BayVGH, Beschl. v. 19.1.2016 – 11 CS 15.2403
Sachverhalt
[1] I. Der ASt. wendet sich gegen die sofortige Vollziehbarkeit der Entziehung seiner Fahrerlaubnis der Klassen A, A1, A2, AM, B und L und der Verpflichtung zur Abgabe seines Führerscheins.
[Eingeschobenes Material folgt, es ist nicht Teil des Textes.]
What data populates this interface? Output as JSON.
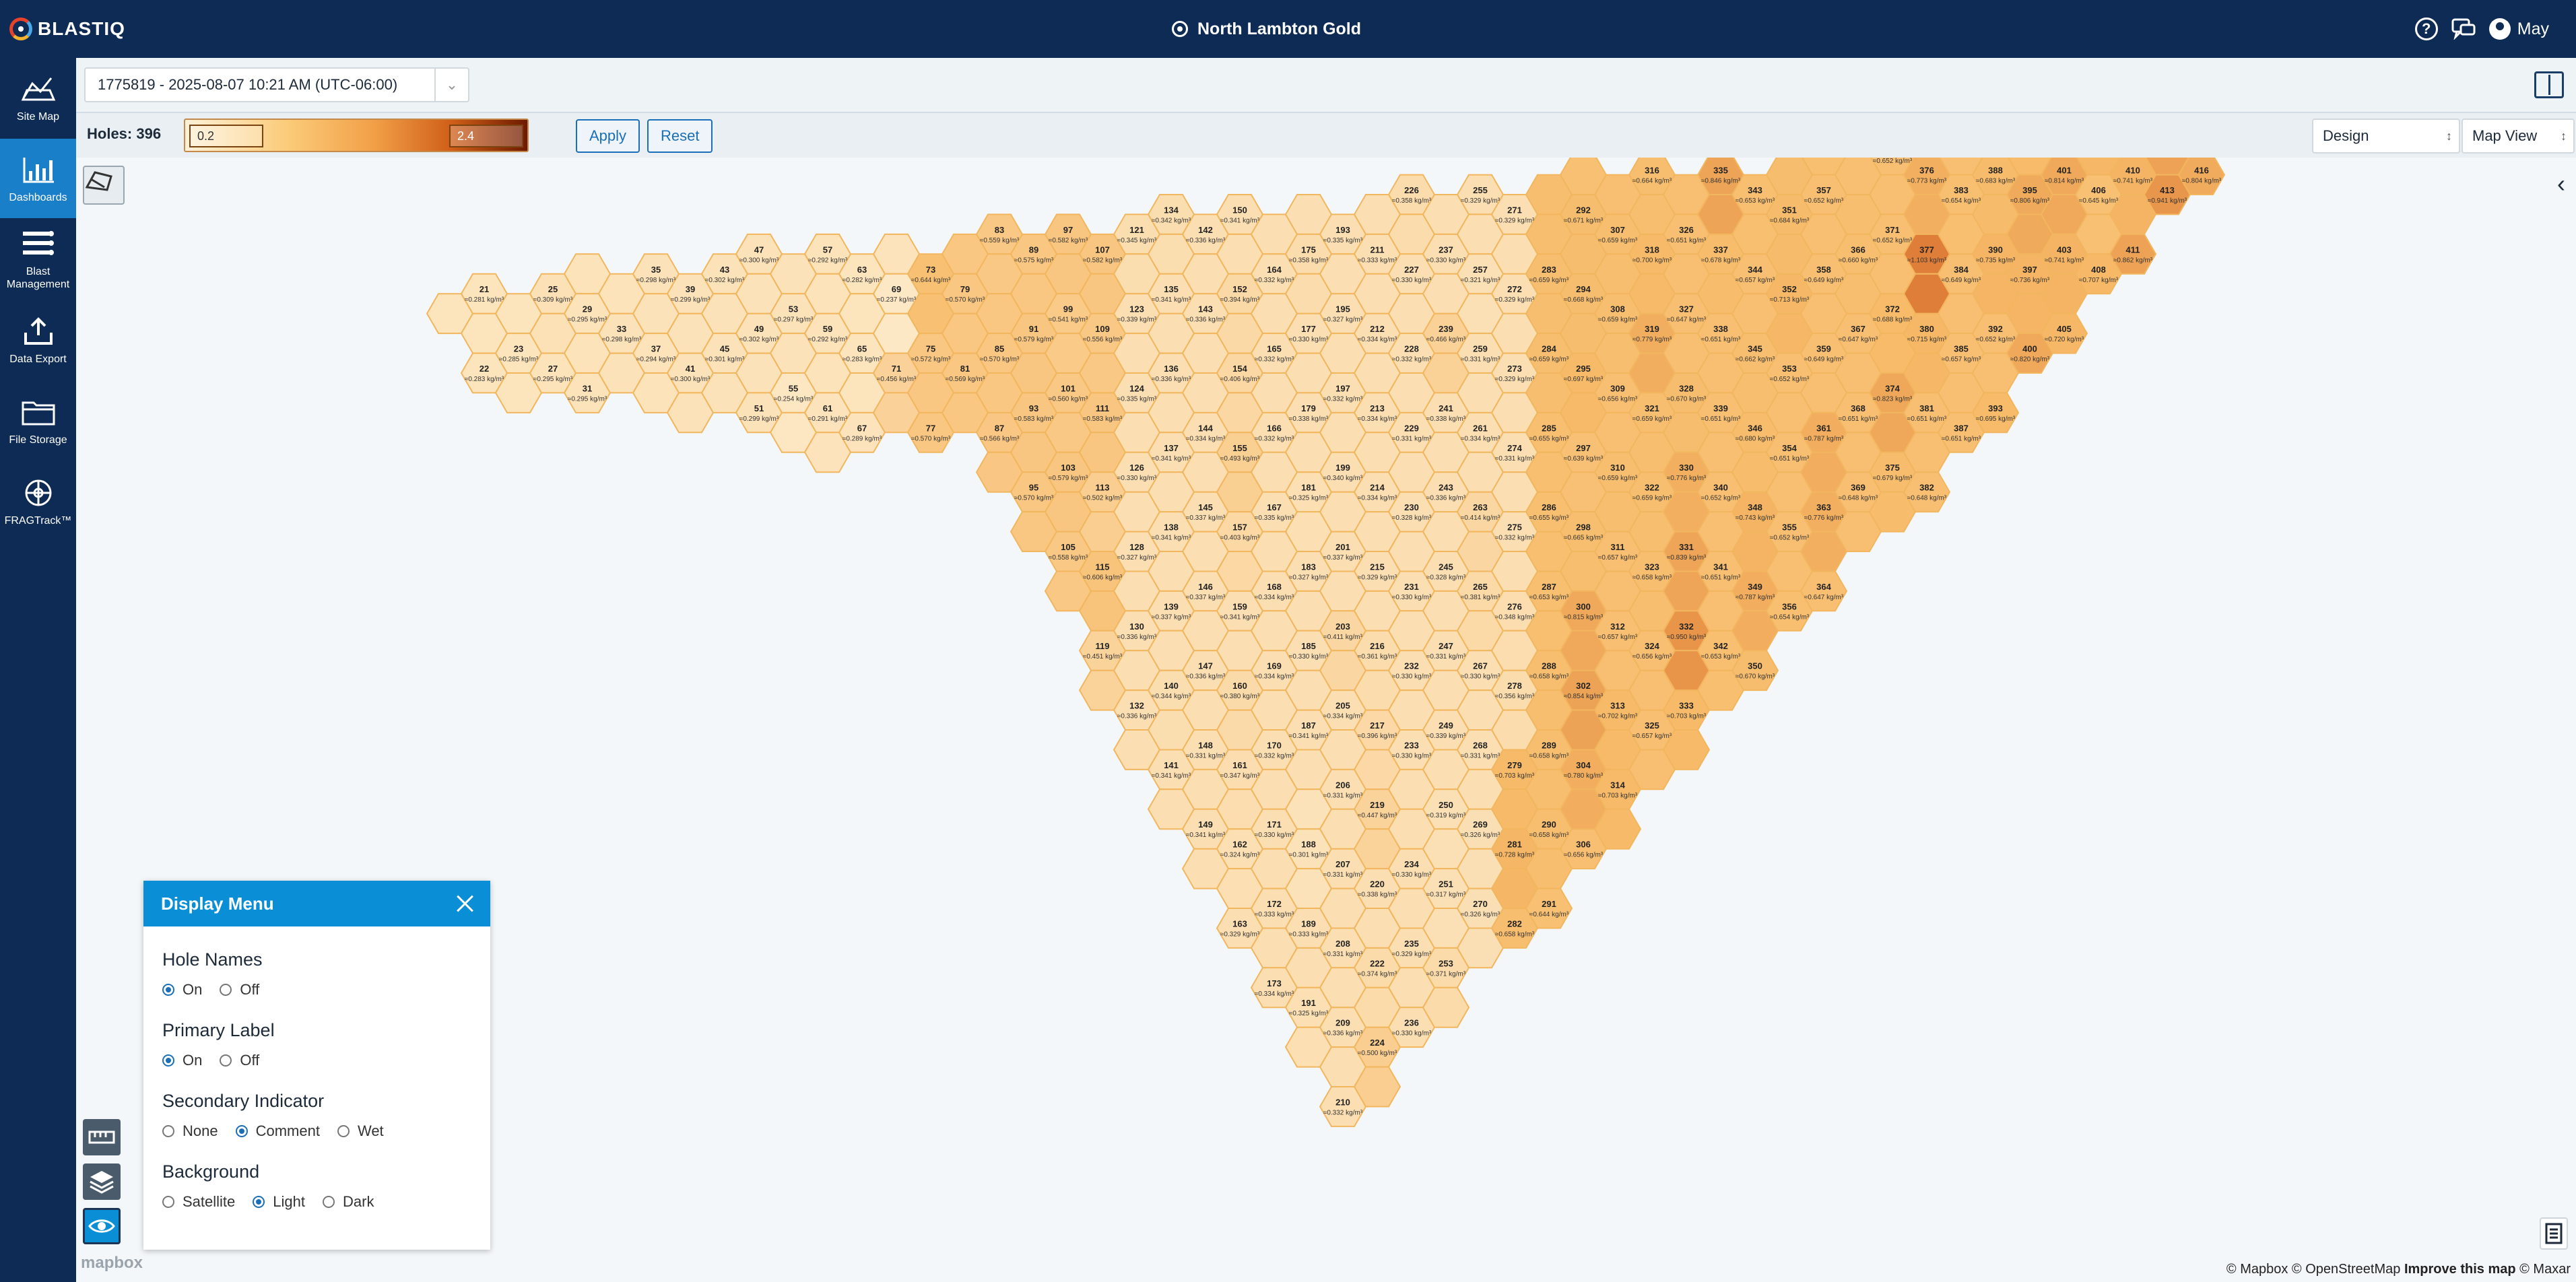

[2] Nach einer Mitteilung der Landespolizeiinspektion S. v. 10.6.2015 an das Landratsamt Sch., Führerscheinstelle (im Folgenden: Landratsamt), ergab ein Drogenvortest im Rahmen einer Verkehrskontrolle am 6.4.2015 um 3:20 Uhr beim ASt. ein positives Ergebnis auf die Substanzen Amphetamin/Metamphetamin und Cannabis. Der toxikologische Befund des Universitätsklinikums Jena, Institut für Rechtsmedizin, vom 23.5.2015 der mit Einverständnis des ASt. durchgeführten Blutentnahme erbrachte den Nachweis der Aufnahme von Cannabinoiden, Amphetaminen und Benzodiazepinen (Tetrahydrocannabinol 2,2 ng/ml, 11-Hydroxy-Tetrahydrocannabinol 0,6 ng/ml, Tetrahydrocannabinol-Carbonsäure 54 ng/ml, Amphetamin 90 ng/ml, Bromazepam ca. 100 ng/ml).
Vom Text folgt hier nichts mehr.